The array does not contain the exact matches. I matched it previously and removed from the array. So it only contains numbers that can be exactly the same.

It is fine if any sum is not matched by the given amount. I will simply skip if sum from array doesn't match.

Answer 1

Algorithm:

def solve(subList: List[Int], ammount: Int) = ammount match {
  case 0 => true
  case _ => sublist match {
    case Nil => false 
    case x::xs => {
      val rest = ammount - x
      solve(xs, ammount) || rest >= 0 && solve(xs, rest)
    }
  }
}


solve(list, ammount)

Explanation:

You can get ammount in list:

1. if you take first element and can get ammount - first element within list without first element

2. if you doesn't take first element and you can get ammount within list without first element

So we have reduction on each step of recursion.

We terminate with true when ammount is collected and with false when sublist is empty with non-zero ammount.

Example: from (50,50,20,10,20,150,150,50,70,30) need 100: solve((50,50,20,10,20,150,150,50,70,30), 100)

We can if

solve((50,20,10,20,150,150,50,70,30), 100) == true || solve((50,20,10,20,150,150,50,70,30), 50) == true

next step: from (50,20,10,20,150,150,50,70,30) need 50

solve((50,20,10,20,150,150,50,70,30), 50)

We can if

solve((20,10,20,150,150,50,70,30), 0) == true || solve((20,10,20,150,150,50,70,30), 50) == true

first one is true => terminate

Answer 2

The problem you try to solve is called subset sum problem and belongs to NP-complete problems.
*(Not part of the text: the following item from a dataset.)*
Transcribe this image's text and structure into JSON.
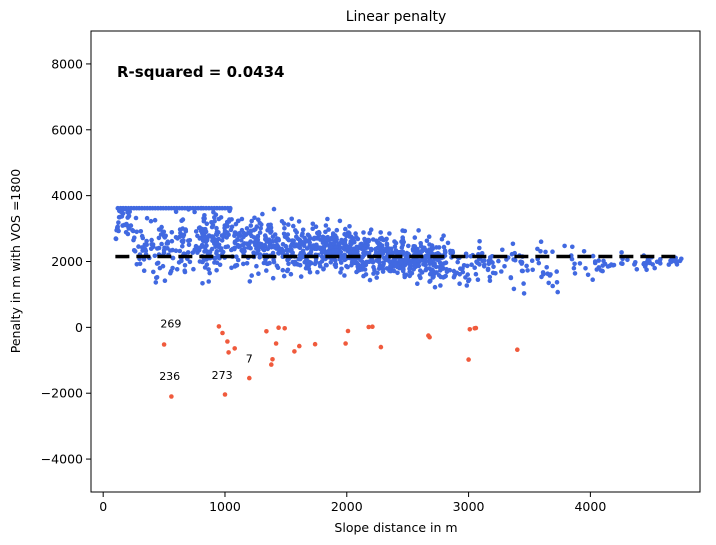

Given a set of integers and an integer s, does any non-empty subset sum to s (...)

No polynomial-time algorithm to solve this problem is known (at the moment ;)).
You can check all subsets of your set which is O(2^n) if your set contains n elements.
Eventually if your set would be an infinite set, you could try solving the change-making problem.

---

Still it can be solved (exponential complexity as I wrote above). Consider a function:

bool foundSum(set[], n, sum);

which returns true if the sum can be found, false otherwise. A simple recursive algorithm:

foundSum(set,n,sum) = foundSum(set,n-1,sum) or foundSum(arr,n-1,sum-set[n-1])

How it works? In each step you check if the sum can be obtained if you in/exclude last element.

Example implementation in C++ (can be easily written in Java):

bool foundSum(vector<int> set, int n, int sum) {
    if(sum == 0) return true;
    if(n == 0 and sum != 0) return false;

    int last = set[n-1];

    if(last > sum) return foundSum(set, n-1, sum);
    return foundSum(set,n-1,sum) or foundSum(set,n-1,sum-last);
}

Modified to print subset when answer is found: http://ideone.com/YysY2n

Answer 3

Find all the possible subsets and check If any of the subset sum 
will match with the target amount.

Update

Its better to calculate the sum immediately and checking after finding each subset. So that 
we could skip atleast few subsets finding them. 

Answer 4

I believe best way to find out which indices have to be picked to reach your sum is having the amounts sorted in an array. (e.g. build them up sorted if this is possible)

then you can iterate until you hit the sum and abort if you are over it.

However, a bit more of context would be helpful, since this task does not seem very useful ..